Im Sturzflug erreicht der Wanderfalke bis Tempo 300

Der Wanderfalke fällt durch seinen blaugrauen Rücken sowie seine helle Unterseite mit dunkler Querbänderung auf. Er weist eine Grösse von 36 bis 48 Zentimeter auf, wobei das Weibchen grösser ist als das Männchen. Die Spannweite beträgt bei ausgewachsenen Tieren zwischen 89 und 113 Zentimeter und das Gewicht 600 bis 1300 Gramm.


Pfeilschneller Jäger

Im normalen Flug erreicht der Wanderfalke Geschwindigkeiten von 40 bis 60 Stundenkilometern. In der Jagd nähert er sich dem Beutevogel von hinten und nutzt den toten Winkel als Überraschungsmoment. Dabei erreicht er bis zu 100 Stundenkilometer. Noch viel rasanter ist er unterwegs, wenn er sich aus grosser Höhe mit angewinkelten Flügeln auf seine darunter fliegende Beute stürzt. Dabei sind Tempi bis 300 Stundenkilometer möglich. Manchmal tötet er seine Beute schon durch die pure Wucht des Aufpralls. Dennoch sind bloss etwa sieben Prozent seiner Angriffe von Erfolg gekrönt. 

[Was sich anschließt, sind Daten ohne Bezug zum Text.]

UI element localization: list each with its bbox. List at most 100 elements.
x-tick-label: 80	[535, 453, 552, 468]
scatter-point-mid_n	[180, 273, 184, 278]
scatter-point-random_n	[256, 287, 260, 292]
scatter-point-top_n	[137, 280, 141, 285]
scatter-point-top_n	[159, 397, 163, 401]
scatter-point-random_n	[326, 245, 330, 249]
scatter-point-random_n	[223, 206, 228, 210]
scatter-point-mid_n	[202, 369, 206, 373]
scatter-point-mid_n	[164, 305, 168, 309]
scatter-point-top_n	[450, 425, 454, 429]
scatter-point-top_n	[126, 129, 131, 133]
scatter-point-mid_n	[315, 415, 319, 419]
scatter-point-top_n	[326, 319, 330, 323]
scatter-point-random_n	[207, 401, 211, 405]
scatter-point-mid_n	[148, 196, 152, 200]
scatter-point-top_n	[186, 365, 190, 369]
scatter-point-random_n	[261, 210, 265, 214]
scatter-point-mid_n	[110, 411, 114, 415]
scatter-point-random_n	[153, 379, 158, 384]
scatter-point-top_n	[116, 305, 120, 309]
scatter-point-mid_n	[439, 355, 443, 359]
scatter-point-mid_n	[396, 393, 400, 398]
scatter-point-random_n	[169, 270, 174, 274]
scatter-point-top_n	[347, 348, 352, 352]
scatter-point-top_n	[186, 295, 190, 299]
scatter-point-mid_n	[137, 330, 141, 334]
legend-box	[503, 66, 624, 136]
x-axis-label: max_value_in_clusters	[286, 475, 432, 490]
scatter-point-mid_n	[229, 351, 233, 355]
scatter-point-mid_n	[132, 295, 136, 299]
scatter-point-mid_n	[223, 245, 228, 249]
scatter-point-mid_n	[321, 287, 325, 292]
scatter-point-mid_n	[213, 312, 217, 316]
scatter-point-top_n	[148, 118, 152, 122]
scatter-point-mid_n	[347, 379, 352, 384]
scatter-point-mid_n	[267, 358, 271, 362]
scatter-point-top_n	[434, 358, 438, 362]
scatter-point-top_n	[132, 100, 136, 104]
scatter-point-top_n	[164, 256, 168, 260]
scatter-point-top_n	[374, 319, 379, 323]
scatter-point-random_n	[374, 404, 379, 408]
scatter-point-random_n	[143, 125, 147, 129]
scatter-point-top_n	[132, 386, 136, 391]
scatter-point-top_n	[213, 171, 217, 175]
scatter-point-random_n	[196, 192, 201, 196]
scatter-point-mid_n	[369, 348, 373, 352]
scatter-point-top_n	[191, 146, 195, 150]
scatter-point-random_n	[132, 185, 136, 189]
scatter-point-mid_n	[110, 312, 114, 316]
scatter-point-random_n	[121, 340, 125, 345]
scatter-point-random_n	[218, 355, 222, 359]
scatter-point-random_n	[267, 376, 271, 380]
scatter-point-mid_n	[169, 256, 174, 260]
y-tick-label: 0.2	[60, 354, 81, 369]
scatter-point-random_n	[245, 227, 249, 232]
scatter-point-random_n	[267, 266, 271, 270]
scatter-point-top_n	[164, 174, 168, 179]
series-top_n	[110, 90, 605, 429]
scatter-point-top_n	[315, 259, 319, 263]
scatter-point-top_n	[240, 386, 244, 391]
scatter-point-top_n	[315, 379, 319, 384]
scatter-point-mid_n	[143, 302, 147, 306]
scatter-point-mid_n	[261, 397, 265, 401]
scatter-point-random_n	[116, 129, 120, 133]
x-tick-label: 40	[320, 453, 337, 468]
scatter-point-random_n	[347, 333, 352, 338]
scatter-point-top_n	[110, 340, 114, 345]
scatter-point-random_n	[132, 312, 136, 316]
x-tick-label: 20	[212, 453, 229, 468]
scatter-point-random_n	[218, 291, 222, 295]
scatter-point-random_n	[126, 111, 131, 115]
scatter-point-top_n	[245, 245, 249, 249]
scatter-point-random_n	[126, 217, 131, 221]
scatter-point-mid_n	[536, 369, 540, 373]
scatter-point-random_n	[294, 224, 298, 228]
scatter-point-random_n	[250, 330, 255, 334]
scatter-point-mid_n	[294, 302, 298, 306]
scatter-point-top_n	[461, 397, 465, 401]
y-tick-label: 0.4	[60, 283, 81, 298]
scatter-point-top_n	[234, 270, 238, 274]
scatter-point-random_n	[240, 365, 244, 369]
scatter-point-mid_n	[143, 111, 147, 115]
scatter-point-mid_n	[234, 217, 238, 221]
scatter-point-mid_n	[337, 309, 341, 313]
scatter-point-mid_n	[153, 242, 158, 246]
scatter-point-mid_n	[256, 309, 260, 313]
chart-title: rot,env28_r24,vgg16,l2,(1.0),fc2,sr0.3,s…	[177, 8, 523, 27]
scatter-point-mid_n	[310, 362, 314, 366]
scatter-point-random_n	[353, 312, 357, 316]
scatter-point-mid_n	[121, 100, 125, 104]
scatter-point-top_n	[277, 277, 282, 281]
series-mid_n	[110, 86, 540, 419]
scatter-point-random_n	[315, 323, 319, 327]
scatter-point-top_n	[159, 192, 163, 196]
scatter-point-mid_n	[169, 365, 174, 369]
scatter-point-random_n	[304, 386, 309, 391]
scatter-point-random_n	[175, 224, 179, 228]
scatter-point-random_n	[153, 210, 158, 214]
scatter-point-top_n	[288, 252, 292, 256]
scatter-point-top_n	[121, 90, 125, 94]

Der Wanderfalke fühlt sich in Gebieten mit hohen Warten, Felswänden als Brutplätze, freiem Luftraum und vielen Vögeln wie Tauben, Möwen, Drosseln als Nahrung wohl. Für die Brut scharren die Wanderfalken eine kleine Mulde in den Untergund von Felsnischen. Teilweise bewohnen sie Nester anderer Felsbrüter. Das Weibchen legt ab Mitte März drei bis vier rostbraune Eier, welche beide Partner in zirca 30 Tagen ausbrüten. Fünf bis sieben Wochen bleiben die Jungen im Nest und werden danach noch drei bis vier Wochen von den Eltern geführt.


Verschiedene Gefährdungen

Nun gibt es aber neue Gefährdungen:
Es wurden vereinzelt von Taubenhaltern mit Gift präparierte Tauben festgestellt, an welchen der Wanderfalke stirbt. Windenergieanlagen in der Nähe von Horsten führen zu Schlagopfern. Für Wanderfalken in Städten stellen vor allem Kollisionen mit Glasfassaden oder Stürze von Jungtieren in Schornsteine eine Gefahr dar. Dagegen können Massnahmen ergriffen werden, indem weniger spiegelndes Glas verwendet wird und Kamine mit einem feinen Gitter zugedeckt werden.